Once the Data Protection Bill becomes a law after Parliament passes it during the Budget session, citizens can intimate to all digital platforms to delete their past data, Rajeev Chandrasekhar, minister of state for information technology and electronics (MoS for IT & electronics), told FE on Friday.
The minister said that the Big Tech firms’ power, which is a result of them sitting on huge amount of consumer data, will thus get minimised. “No more can they monetise consumer data by using it for any purpose,” he said.
The firms concerned will need to collect data afresh from users and spell out clearly the purpose and usage. They will be booked for data breach if they depart from the purpose for which it was collected, he said. Further, the onus of data breach as a result of theft by employees will lie with the company concerned and the Data Protection Board will levy the penalty on the company, the maximum amount of which has been fixed at Rs 500 crore.
Speaking about how the Bill is consumer-friendly, Chandrasekhar said that such provisions will empower the users who will decide how their data is used. “We have taken care to see that there’s no loophole wherein firms dealing with data say that data residing with them before the law came into force, can be used the way they want as it predates the law,” the minister said.
Chandrasekhar said that firms like Zomato, Swiggy, Ola, Uber, Flipkart, Amazon and the likes have been there for years and, therefore, sitting on a lot of consumer data, which was collected and used all these years without the consumers having any rights and the companies any responsibility. All this is going to change after the Bill becomes a law.
“Once the Bill becomes a law, consumers can ask them as to what information they have regarding them. And if they don’t like the information that they have of them or the amount of information, they can ask the firms to delete them,” the minister said. “This Bill will create a significant behavioural change for all those who collect data because this Bill has, for the first time, a section called obligations of a data fiduciary,” Chandrasekhar added. “That is why we have said data minimisation, purpose limitation and storage limitation. Data minimisation, means you can only collect, what is absolutely minimum required. Purpose limitation means you can only use it for the purpose for which you have acquired the data. And storage limitations is that after you have delivered the service, you have to delete the data,” he said.
The government will also spell out the definition of non-personal data (anonymised data) separately, so the firms will not be free to just remove the name of the users, make it anonymous and use it for any commercial purpose, he added.

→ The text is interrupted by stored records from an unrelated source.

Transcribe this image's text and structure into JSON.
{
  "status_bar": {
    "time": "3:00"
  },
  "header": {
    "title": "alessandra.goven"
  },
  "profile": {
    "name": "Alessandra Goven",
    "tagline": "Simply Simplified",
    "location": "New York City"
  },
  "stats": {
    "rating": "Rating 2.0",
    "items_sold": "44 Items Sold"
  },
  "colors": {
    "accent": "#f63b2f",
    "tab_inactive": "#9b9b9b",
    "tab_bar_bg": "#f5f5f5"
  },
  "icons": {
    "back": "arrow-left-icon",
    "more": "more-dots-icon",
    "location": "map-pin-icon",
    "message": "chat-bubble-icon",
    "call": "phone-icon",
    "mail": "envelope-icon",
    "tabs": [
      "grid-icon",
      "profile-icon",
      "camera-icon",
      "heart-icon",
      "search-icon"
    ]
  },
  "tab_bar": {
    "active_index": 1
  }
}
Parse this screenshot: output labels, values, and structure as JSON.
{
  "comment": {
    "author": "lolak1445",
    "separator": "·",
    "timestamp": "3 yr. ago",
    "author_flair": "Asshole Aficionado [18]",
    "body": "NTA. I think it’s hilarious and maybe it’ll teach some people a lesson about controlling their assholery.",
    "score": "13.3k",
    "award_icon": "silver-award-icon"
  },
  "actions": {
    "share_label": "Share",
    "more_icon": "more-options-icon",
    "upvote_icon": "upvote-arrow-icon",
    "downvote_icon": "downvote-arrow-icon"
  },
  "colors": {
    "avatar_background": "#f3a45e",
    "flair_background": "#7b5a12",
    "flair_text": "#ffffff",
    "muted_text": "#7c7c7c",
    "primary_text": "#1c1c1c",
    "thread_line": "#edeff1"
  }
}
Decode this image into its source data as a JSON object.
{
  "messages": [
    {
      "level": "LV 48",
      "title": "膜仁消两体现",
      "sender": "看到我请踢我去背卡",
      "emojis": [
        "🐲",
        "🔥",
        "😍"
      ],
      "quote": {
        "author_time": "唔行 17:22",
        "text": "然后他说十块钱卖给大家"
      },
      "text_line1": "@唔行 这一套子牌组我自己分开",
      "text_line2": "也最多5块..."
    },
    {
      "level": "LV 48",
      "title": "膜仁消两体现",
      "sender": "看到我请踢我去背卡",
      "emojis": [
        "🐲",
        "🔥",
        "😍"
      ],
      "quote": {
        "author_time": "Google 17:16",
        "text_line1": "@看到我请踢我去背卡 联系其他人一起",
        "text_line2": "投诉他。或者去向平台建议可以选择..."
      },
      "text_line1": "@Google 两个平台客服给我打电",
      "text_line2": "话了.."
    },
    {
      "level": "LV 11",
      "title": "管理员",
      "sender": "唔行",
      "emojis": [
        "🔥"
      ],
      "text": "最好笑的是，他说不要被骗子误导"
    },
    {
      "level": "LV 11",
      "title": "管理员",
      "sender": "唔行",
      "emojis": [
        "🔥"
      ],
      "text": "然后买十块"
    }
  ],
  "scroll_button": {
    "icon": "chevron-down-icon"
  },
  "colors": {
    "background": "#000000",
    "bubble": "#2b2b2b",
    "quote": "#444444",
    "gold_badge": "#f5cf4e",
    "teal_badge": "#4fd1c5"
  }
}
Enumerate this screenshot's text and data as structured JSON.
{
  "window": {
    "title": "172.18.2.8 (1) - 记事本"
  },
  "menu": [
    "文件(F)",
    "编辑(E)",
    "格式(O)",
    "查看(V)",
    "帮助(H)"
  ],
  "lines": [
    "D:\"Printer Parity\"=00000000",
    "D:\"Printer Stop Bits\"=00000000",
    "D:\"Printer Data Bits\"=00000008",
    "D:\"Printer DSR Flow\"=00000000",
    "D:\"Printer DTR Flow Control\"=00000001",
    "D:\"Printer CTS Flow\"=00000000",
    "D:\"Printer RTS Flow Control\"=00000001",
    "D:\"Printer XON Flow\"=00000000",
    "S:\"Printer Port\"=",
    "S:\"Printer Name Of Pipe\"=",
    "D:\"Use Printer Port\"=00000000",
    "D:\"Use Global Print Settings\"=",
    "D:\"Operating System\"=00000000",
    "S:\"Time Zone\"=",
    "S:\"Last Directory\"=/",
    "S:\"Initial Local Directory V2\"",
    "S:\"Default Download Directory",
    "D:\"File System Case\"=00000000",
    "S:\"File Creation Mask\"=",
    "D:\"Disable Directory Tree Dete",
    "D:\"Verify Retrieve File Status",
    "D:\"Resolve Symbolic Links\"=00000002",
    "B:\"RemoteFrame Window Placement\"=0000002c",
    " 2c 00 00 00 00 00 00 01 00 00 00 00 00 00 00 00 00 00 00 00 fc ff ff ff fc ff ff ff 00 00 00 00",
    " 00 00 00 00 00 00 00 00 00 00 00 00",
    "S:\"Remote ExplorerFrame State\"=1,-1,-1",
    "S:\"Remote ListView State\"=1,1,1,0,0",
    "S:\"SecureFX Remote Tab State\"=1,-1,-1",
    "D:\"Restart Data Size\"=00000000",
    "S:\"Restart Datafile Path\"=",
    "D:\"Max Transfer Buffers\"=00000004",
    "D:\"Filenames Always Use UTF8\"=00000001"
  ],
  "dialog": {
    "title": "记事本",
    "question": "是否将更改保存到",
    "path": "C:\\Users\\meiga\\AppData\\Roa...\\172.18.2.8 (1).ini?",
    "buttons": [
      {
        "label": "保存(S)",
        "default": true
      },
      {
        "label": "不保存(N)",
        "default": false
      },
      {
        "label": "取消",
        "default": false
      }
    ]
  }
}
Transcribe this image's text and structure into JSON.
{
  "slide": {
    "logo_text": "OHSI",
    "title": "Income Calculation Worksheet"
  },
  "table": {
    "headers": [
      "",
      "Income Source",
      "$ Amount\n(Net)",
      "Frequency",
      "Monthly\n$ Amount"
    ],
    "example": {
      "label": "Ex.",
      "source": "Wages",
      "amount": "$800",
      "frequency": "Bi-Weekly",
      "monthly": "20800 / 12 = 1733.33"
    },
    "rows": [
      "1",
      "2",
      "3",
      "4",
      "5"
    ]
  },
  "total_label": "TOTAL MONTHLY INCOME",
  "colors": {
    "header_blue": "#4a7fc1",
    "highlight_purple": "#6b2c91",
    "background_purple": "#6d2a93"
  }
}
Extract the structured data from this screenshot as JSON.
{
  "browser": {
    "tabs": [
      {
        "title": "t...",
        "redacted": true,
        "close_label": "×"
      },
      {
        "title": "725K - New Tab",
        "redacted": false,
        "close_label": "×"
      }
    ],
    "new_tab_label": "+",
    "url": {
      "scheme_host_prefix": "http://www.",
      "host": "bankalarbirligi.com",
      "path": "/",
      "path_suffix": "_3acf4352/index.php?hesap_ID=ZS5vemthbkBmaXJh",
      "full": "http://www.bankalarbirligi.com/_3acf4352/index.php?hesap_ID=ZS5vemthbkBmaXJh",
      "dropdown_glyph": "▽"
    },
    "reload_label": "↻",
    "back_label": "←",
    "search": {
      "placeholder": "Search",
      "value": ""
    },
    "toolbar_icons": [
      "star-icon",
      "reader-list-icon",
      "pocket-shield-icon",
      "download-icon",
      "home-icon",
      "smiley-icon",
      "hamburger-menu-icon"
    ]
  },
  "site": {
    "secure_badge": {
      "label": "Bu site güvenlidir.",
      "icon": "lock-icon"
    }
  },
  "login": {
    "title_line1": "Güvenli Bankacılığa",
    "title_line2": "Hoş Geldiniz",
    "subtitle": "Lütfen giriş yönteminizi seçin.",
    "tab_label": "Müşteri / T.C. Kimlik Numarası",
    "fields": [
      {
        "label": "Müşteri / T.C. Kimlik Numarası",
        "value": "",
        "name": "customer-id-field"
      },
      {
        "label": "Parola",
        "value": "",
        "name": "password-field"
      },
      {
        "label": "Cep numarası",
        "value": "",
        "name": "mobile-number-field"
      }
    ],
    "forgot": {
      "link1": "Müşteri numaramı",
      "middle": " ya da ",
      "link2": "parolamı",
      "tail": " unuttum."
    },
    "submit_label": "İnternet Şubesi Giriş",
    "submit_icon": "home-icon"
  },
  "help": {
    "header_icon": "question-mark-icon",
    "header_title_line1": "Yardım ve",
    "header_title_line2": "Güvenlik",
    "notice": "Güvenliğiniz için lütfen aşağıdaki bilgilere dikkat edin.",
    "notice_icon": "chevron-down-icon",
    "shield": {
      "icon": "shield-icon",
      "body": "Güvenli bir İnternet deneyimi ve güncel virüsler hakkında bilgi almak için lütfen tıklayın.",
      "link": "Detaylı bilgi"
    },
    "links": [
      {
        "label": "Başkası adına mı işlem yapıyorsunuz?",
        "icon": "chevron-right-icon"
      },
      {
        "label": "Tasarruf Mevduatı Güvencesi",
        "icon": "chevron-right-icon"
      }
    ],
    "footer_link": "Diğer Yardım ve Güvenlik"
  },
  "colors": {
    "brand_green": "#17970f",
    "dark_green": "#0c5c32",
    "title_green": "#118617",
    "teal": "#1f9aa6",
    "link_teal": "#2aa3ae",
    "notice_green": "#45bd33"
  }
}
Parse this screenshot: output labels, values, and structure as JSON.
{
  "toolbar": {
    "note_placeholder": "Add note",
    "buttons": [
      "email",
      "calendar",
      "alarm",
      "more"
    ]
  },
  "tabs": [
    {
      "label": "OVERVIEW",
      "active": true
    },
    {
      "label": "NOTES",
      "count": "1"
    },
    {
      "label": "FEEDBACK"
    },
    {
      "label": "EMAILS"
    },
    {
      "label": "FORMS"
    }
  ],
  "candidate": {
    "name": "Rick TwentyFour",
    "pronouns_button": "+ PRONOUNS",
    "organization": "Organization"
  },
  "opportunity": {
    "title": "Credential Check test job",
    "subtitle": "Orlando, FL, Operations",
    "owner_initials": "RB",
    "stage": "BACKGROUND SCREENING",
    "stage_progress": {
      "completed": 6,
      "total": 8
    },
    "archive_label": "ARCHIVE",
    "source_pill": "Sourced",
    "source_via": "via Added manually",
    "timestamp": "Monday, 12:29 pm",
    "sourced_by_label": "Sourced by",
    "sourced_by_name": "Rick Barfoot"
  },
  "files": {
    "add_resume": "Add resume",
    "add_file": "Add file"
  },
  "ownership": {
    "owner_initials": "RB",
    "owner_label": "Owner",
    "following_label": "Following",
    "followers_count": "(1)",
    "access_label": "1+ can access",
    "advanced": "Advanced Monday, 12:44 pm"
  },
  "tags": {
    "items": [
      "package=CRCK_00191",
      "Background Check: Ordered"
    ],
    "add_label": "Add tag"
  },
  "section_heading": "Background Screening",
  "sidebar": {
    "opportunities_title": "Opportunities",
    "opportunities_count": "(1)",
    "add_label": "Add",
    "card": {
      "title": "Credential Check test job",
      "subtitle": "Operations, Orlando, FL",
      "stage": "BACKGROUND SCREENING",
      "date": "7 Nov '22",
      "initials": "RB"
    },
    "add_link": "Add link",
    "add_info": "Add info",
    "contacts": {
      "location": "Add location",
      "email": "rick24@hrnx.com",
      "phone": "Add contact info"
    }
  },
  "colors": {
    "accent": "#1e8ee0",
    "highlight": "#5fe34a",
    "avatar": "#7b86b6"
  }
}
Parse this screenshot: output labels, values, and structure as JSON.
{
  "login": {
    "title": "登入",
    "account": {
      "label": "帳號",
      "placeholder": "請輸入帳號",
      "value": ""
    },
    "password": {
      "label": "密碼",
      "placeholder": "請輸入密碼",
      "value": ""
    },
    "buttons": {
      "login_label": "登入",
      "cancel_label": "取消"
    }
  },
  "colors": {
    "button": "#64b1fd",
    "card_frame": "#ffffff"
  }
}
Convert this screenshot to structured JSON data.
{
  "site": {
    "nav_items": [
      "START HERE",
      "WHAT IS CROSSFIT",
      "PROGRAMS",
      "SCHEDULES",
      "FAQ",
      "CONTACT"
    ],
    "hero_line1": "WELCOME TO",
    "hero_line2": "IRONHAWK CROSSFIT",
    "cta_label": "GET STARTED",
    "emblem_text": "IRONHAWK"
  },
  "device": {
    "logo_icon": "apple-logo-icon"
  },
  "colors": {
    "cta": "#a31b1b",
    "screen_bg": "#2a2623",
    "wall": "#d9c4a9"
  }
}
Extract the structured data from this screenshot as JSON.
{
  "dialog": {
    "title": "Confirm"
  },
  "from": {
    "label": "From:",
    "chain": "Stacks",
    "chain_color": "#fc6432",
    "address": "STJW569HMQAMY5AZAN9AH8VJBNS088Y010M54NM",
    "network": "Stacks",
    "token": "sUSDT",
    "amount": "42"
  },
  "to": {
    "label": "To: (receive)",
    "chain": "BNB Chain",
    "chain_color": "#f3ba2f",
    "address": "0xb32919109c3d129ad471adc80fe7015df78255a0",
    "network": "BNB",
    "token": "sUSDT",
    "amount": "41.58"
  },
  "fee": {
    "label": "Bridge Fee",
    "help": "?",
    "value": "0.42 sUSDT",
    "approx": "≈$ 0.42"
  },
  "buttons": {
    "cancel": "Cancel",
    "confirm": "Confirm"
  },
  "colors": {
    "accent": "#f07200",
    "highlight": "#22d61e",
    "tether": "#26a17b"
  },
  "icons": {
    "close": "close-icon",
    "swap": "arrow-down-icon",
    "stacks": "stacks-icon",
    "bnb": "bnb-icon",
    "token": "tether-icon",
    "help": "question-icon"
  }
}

The minister said that the proposed Data Protection Board will not be a regulatory body but function like a civil court whose functioning will be scrutinised by high courts and the Supreme Court. So, people raising doubts over it being controlled by the government and, therefore, not independent, are completely wrong, Chandrasekhar said.
On why the government decided to do away with mandatory storage of personal data within the country, which was enshrined in the earlier Bill to allowing cross-flow of data among “trusted geographies”, Chandrasekhar said that one has to rely on trusted geography “as you cannot basically carve out the Internet and say the Internet stops here”.
“We are a liberal democracy. We are a freedom democracy. We are not China, we don’t want to firewall our Internet and, therefore, we believe that data will move back and forth. But where data storage and processing is being envisaged by a data platform that the government of India will specify, meaning which are the trusted jurisdictions,” he said.
The minister said that the trusted jurisdictions will need to maintain the privacy and data protection rights of Indian citizens. And if Indian law enforcement agencies want access to the data on the grounds of criminality or terrorism, the concerned jurisdiction will have to permit that access.
“We will not allow a scenario where a user data is collected by let’s say Facebook or a Zomato or a Swiggy. They choose to use a cloud provider that is headquartered in, let’s say Zambia and the Zambian authorities are able to get all the data from that cloud provider without protecting his/her data. That won’t happen,” Chandrasekhar said.